In fact, why stop at just navigation menus? You can even make widgets invisible to certain roles. And of course, it has all of the tools you need to assign those roles, migrate user accounts, and even restore roles if need be.


What Is The Super Administrator User Role?

Many are unaware that there is actually a sixth user role by default: the Super Administrator. And the main reason for this is that most sites cannot access it because it is exclusive to WordPress multisite installations.

So what can it do you ask? Well, it can do everything on any website within that multisite installation. However, it also has another impact on user roles. It changes what a normal admin account can do.

Or more specifically, it takes away their ability to upload, install, and delete themes and plugins, and they can no longer change user information.

In a multisite situation, the choice between an editor and an admin account is much easier as the regular admin account is less powerful than its default state.

Can An Admin Account Delete Another Admin Account?


This is one of the reasons it is so important to not let employees get admin privileges unless absolutely necessary. They could easily delete your admin account. Of course, this feature does have its uses outside of disturbances.

For example, by default, WordPress uses the user name Admin for the Admin account. While this is logical, it means that hackers know the user name if you don’t change it. Or in other words, it’s a security risk.

That’s why it is highly recommended to make a new admin account and delete the original default one.

Can an Editor Change a Page Layout?

To a certain extent.

While the editor cannot directly modify a page layout by customizing the theme, they can change the way content is displayed in Gutenberg. For instance, you can use the Custom HTML block to customize a page.

This means you have full control over most aspects of the page. It’s also possible that an admin can grant an editor privileges to page layout templates from a page builder plugin like Elementor. This would give them free rein to create any type of page.

Can I Give Someone Temporary Admin Privilege?

Kind of.

If you were hoping to give someone admin access for a limited amount of time and see that access revoked, that is not an option. However, there are two other ways you could do this.

The first is to just make their account admin and return their user role to normal when it is no longer necessary. The second is to create a new admin account, give them the login information, and then delete it when it is no longer needed.

Or at the very least, change the login info so they no longer have access.

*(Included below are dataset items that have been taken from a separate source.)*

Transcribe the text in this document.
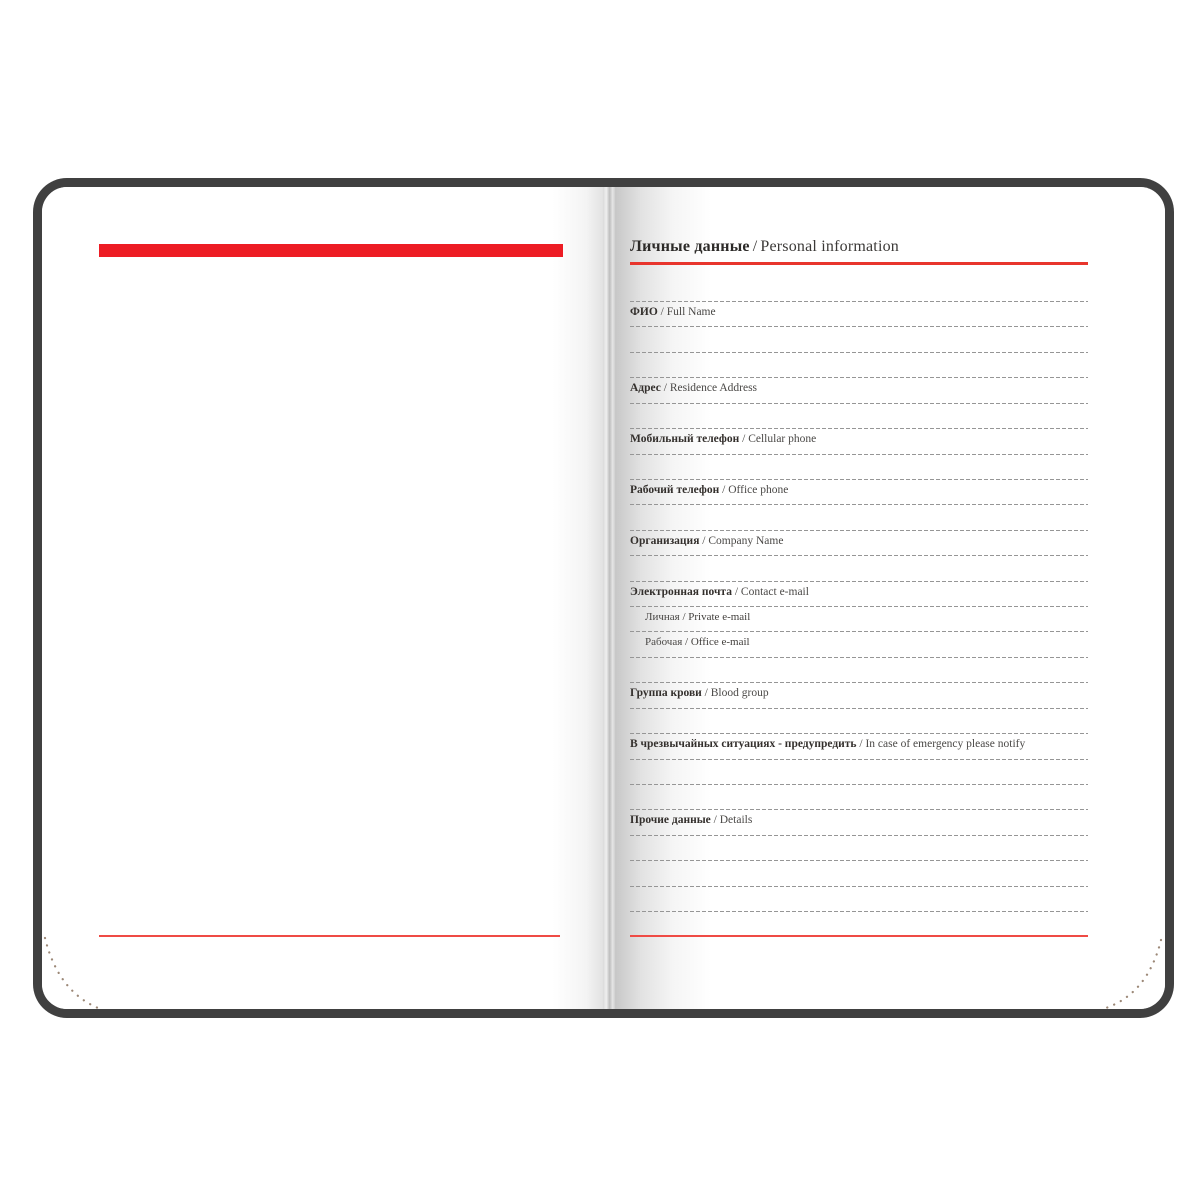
Личные данные / Personal information
ФИО / Full Name
Адрес / Residence Address
Мобильный телефон / Cellular phone
Рабочий телефон / Office phone
Организация / Company Name
Электронная почта / Contact e-mail
Личная / Private e-mail
Рабочая / Office e-mail
Группа крови / Blood group
В чрезвычайных ситуациях - предупредить / In case of emergency please notify
Прочие данные / Details
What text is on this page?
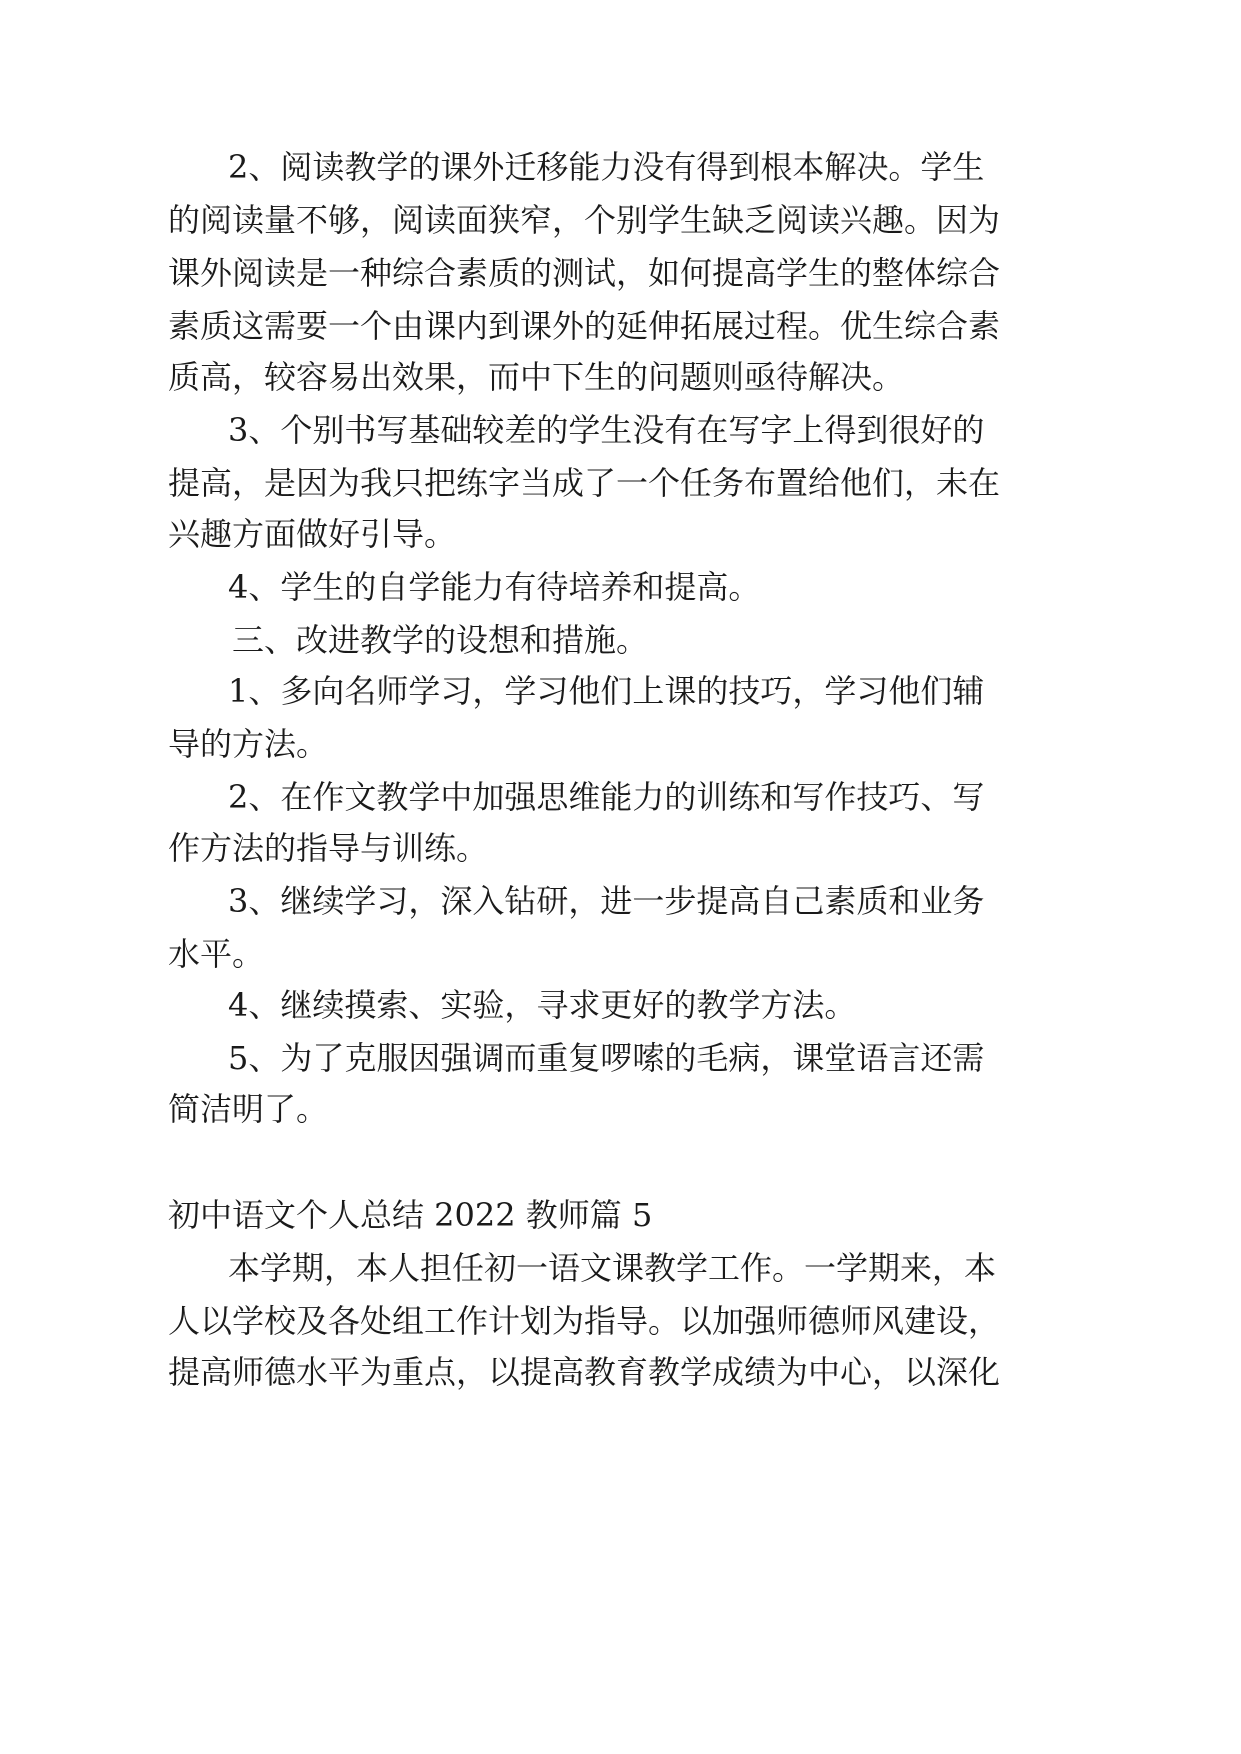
2、阅读教学的课外迁移能力没有得到根本解决。学生
的阅读量不够，阅读面狭窄，个别学生缺乏阅读兴趣。因为
课外阅读是一种综合素质的测试，如何提高学生的整体综合
素质这需要一个由课内到课外的延伸拓展过程。优生综合素
质高，较容易出效果，而中下生的问题则亟待解决。
3、个别书写基础较差的学生没有在写字上得到很好的
提高，是因为我只把练字当成了一个任务布置给他们，未在
兴趣方面做好引导。
4、学生的自学能力有待培养和提高。
三、改进教学的设想和措施。
1、多向名师学习，学习他们上课的技巧，学习他们辅
导的方法。
2、在作文教学中加强思维能力的训练和写作技巧、写
作方法的指导与训练。
3、继续学习，深入钻研，进一步提高自己素质和业务
水平。
4、继续摸索、实验，寻求更好的教学方法。
5、为了克服因强调而重复啰嗦的毛病，课堂语言还需
简洁明了。
初中语文个人总结 2022 教师篇 5
本学期，本人担任初一语文课教学工作。一学期来，本
人以学校及各处组工作计划为指导。以加强师德师风建设，
提高师德水平为重点，以提高教育教学成绩为中心，以深化
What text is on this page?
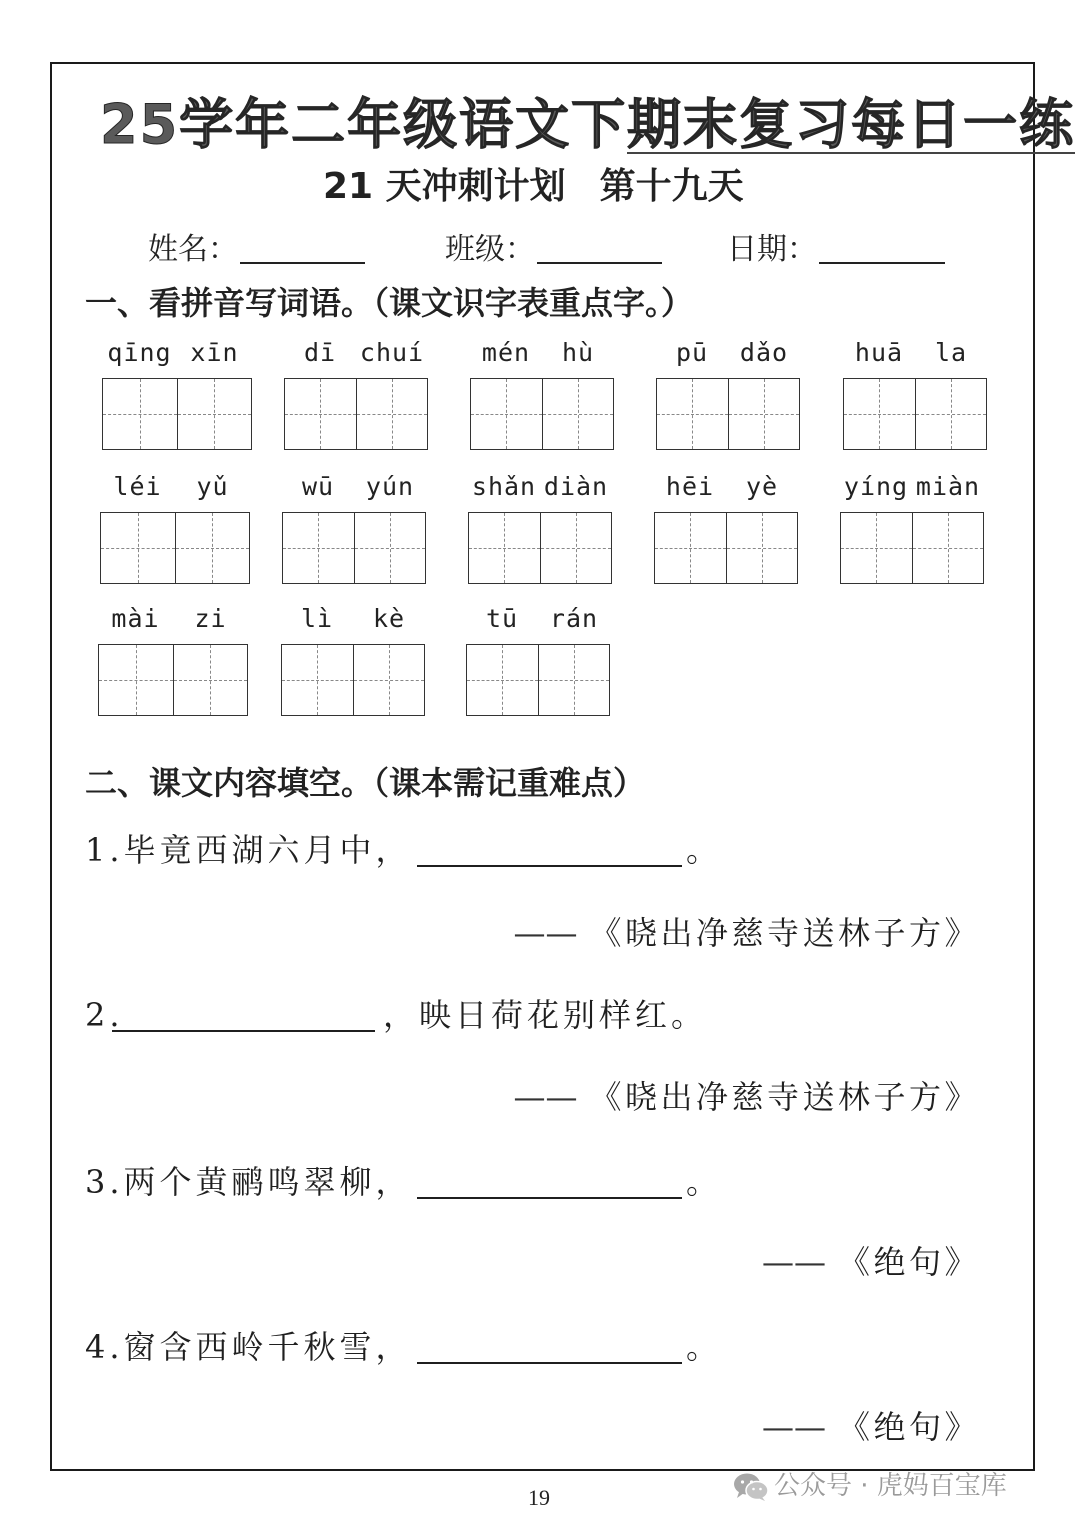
25学年二年级语文下期末复习每日一练
21 天冲刺计划 第十九天
姓名：	班级：	日期：
一、看拼音写词语。（课文识字表重点字。）
qīng xīn	dī chuí	mén	hù	pū	dǎo	huā	la
léi	yǔ	wū	yún	shǎn diàn	hēi	yè	yíng miàn
mài	zi	lì	kè	tū	rán
二、课文内容填空。（课本需记重难点）
1.毕竟西湖六月中，	。
—— 《晓出净慈寺送林子方》
2.	，映日荷花别样红。
—— 《晓出净慈寺送林子方》
3.两个黄鹂鸣翠柳，	。
—— 《绝句》
4.窗含西岭千秋雪，	。
—— 《绝句》
19	公众号 · 虎妈百宝库
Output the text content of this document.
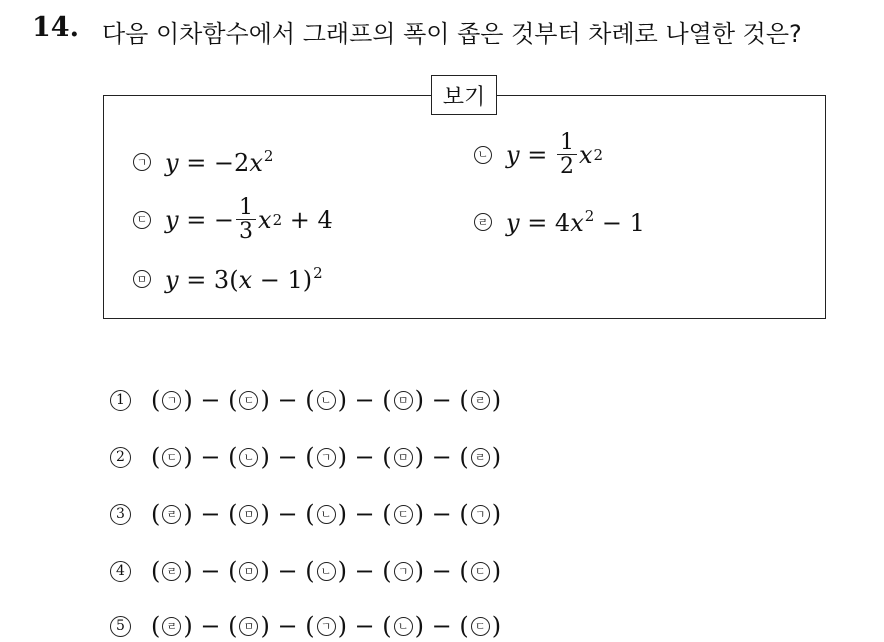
14. 다음 이차함수에서 그래프의 폭이 좁은 것부터 차례로 나열한 것은?
보기
ㄱ $y = -2x^2$	ㄴ $y = \frac{1}{2}$ x 2
ㄷ y = − $\frac{1}{3}$ x 2 + 4	ㄹ $y = 4x^2 - 1$
ㅁ $y = 3(x - 1)^2$
1 ( ㄱ ) − ( ㄷ ) − ( ㄴ ) − ( ㅁ ) − ( ㄹ )
2 ( ㄷ ) − ( ㄴ ) − ( ㄱ ) − ( ㅁ ) − ( ㄹ )
3 ( ㄹ ) − ( ㅁ ) − ( ㄴ ) − ( ㄷ ) − ( ㄱ )
4 ( ㄹ ) − ( ㅁ ) − ( ㄴ ) − ( ㄱ ) − ( ㄷ )
5 ( ㄹ ) − ( ㅁ ) − ( ㄱ ) − ( ㄴ ) − ( ㄷ )
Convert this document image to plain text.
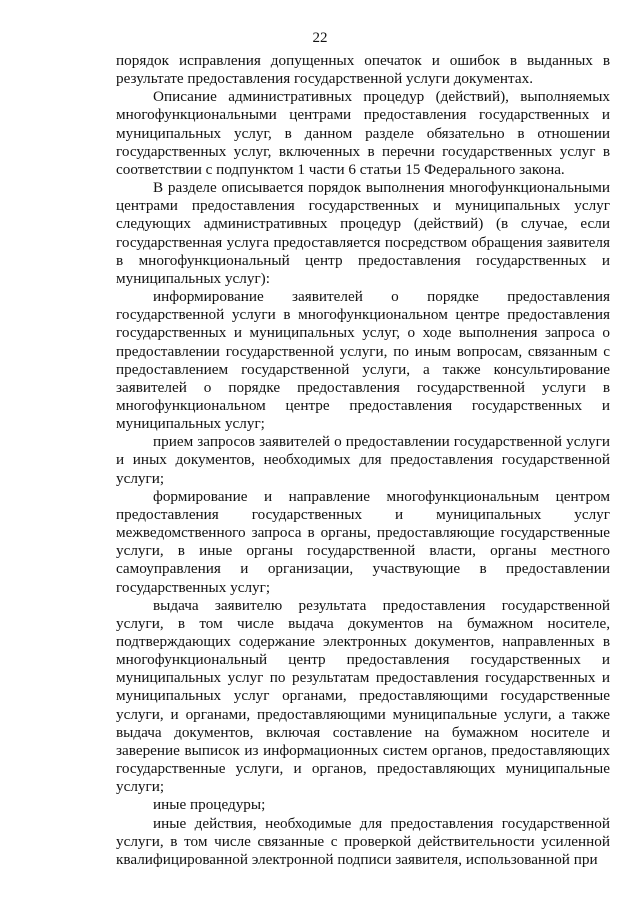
22

порядок исправления допущенных опечаток и ошибок в выданных в результате предоставления государственной услуги документах.

Описание административных процедур (действий), выполняемых многофункциональными центрами предоставления государственных и муниципальных услуг, в данном разделе обязательно в отношении государственных услуг, включенных в перечни государственных услуг в соответствии с подпунктом 1 части 6 статьи 15 Федерального закона.

В разделе описывается порядок выполнения многофункциональными центрами предоставления государственных и муниципальных услуг следующих административных процедур (действий) (в случае, если государственная услуга предоставляется посредством обращения заявителя в многофункциональный центр предоставления государственных и муниципальных услуг):

информирование заявителей о порядке предоставления государственной услуги в многофункциональном центре предоставления государственных и муниципальных услуг, о ходе выполнения запроса о предоставлении государственной услуги, по иным вопросам, связанным с предоставлением государственной услуги, а также консультирование заявителей о порядке предоставления государственной услуги в многофункциональном центре предоставления государственных и муниципальных услуг;

прием запросов заявителей о предоставлении государственной услуги и иных документов, необходимых для предоставления государственной услуги;

формирование и направление многофункциональным центром предоставления государственных и муниципальных услуг межведомственного запроса в органы, предоставляющие государственные услуги, в иные органы государственной власти, органы местного самоуправления и организации, участвующие в предоставлении государственных услуг;

выдача заявителю результата предоставления государственной услуги, в том числе выдача документов на бумажном носителе, подтверждающих содержание электронных документов, направленных в многофункциональный центр предоставления государственных и муниципальных услуг по результатам предоставления государственных и муниципальных услуг органами, предоставляющими государственные услуги, и органами, предоставляющими муниципальные услуги, а также выдача документов, включая составление на бумажном носителе и заверение выписок из информационных систем органов, предоставляющих государственные услуги, и органов, предоставляющих муниципальные услуги;

иные процедуры;

иные действия, необходимые для предоставления государственной услуги, в том числе связанные с проверкой действительности усиленной квалифицированной электронной подписи заявителя, использованной при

What Can I Do If Someone Deliberately Messes With My Site?

This is a tough answer because it depends on how severely someone hurts your website and what precautions you have taken.

For example, if someone decided to delete all of the content on your website, you could use a backup stored somewhere else, like the cloud or on a private hard drive, to restore everything.

At GreenGeeks, we have automated backups in place. However, they are not kept up in real-time. Meaning you may be missing a few changes from an earlier backup, but at least you can recuperate the vast majority of your website.

If you didn’t make a backup, you might be able to use the revision feature to undo the changes. The same applies to plugin deletion, a backup can solve this. This is just one reason why creating a backup is very important for any website.

Sometimes these actions are not deliberate and are just honest mistakes.

Choose The Right Role For the Right Job

The right user role is critical for the success of both the employee and the website. Without the right privileges, the person cannot carry out their job. On the flip side, giving them too many privileges may result in some serious damage.

Thus, like most things, it’s a balancing act of ensuring they have just enough to get the job done.

Why were you trying to choose between an Editor and Admin account in WordPress? What are your favorite role editor plugins in WordPress?